The primary piece of evidence underlying the theory is median changes to baseline LDL cholesterol levels. While patients on Vascepa saw bad cholesterol rise by 3.1% on average, placebo patients saw a mean LDL increase of 10.2%.
In the months leading up to the advisory committee, Amarin has defended its use of mineral oil, pointing to special protocol agreements with the FDA that allowed it as an acceptable placebo.
“We do not believe such an interaction occurred,” Thero said on the Tuesday call, adding that even if determined a plausible theory, it’s “unlikely to change the overall conclusion of treatment benefit.”
The FDA also requested quarterly, unblinded safety analyses by REDUCE-IT’s independent data monitoring committee to search for evidence of biological activity from the placebo, Amarin stated. That committee never found such evidence and consistently recommended continuing the study.
Amarin has detailed its thoughts on the mineral oil question in an official response exceeding 2,500 words, which could preview how Amarin plans to handle the topic next Thursday. The biopharma points to an analysis of individual patients that showed a mix of increasing, decreasing and flat LDL levels in both the placebo and Vascepa groups.

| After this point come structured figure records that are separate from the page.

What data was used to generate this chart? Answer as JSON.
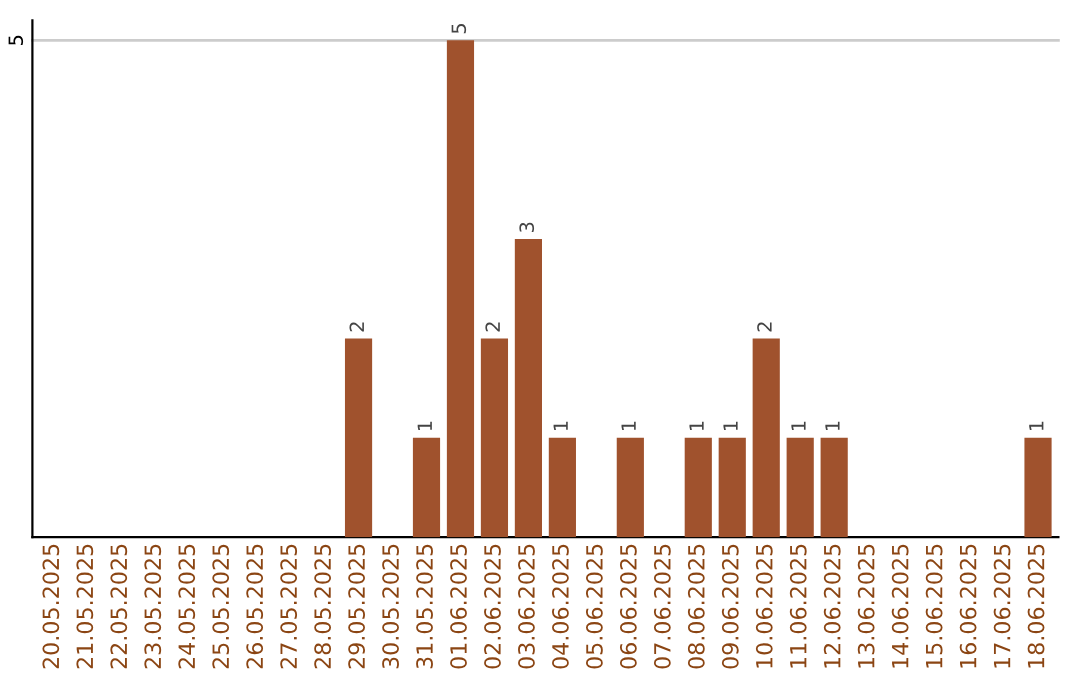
{
  "chart_data": {
    "type": "bar",
    "categories": [
      "20.05.2025",
      "21.05.2025",
      "22.05.2025",
      "23.05.2025",
      "24.05.2025",
      "25.05.2025",
      "26.05.2025",
      "27.05.2025",
      "28.05.2025",
      "29.05.2025",
      "30.05.2025",
      "31.05.2025",
      "01.06.2025",
      "02.06.2025",
      "03.06.2025",
      "04.06.2025",
      "05.06.2025",
      "06.06.2025",
      "07.06.2025",
      "08.06.2025",
      "09.06.2025",
      "10.06.2025",
      "11.06.2025",
      "12.06.2025",
      "13.06.2025",
      "14.06.2025",
      "15.06.2025",
      "16.06.2025",
      "17.06.2025",
      "18.06.2025"
    ],
    "values": [
      0,
      0,
      0,
      0,
      0,
      0,
      0,
      0,
      0,
      2,
      0,
      1,
      5,
      2,
      3,
      1,
      0,
      1,
      0,
      1,
      1,
      2,
      1,
      1,
      0,
      0,
      0,
      0,
      0,
      1
    ],
    "value_labels": [
      null,
      null,
      null,
      null,
      null,
      null,
      null,
      null,
      null,
      "2",
      null,
      "1",
      "5",
      "2",
      "3",
      "1",
      null,
      "1",
      null,
      "1",
      "1",
      "2",
      "1",
      "1",
      null,
      null,
      null,
      null,
      null,
      "1"
    ],
    "color": "#a0522d",
    "ylim": [
      0,
      5.2
    ],
    "yticks": [
      5
    ],
    "grid": "y"
  }
}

“If mineral oil affected statin absorption significantly, it is reasonable to expect that such an effect might be evident in all patients on placebo … rather than the observed mixed results that include many patients with LDL-C decreases or lack of change in LDL-C,” the document states.
Final versions of the FDA’s briefing documents are expected next Tuesday, two days before the meeting. If the label expansion is approved, Amarin intends to double its salesforce from 400 to 800 employees.
As is typical for the day-long affair of advisory committees, Amarin plans to ask the Nasdaq to halt market trading next Thursday.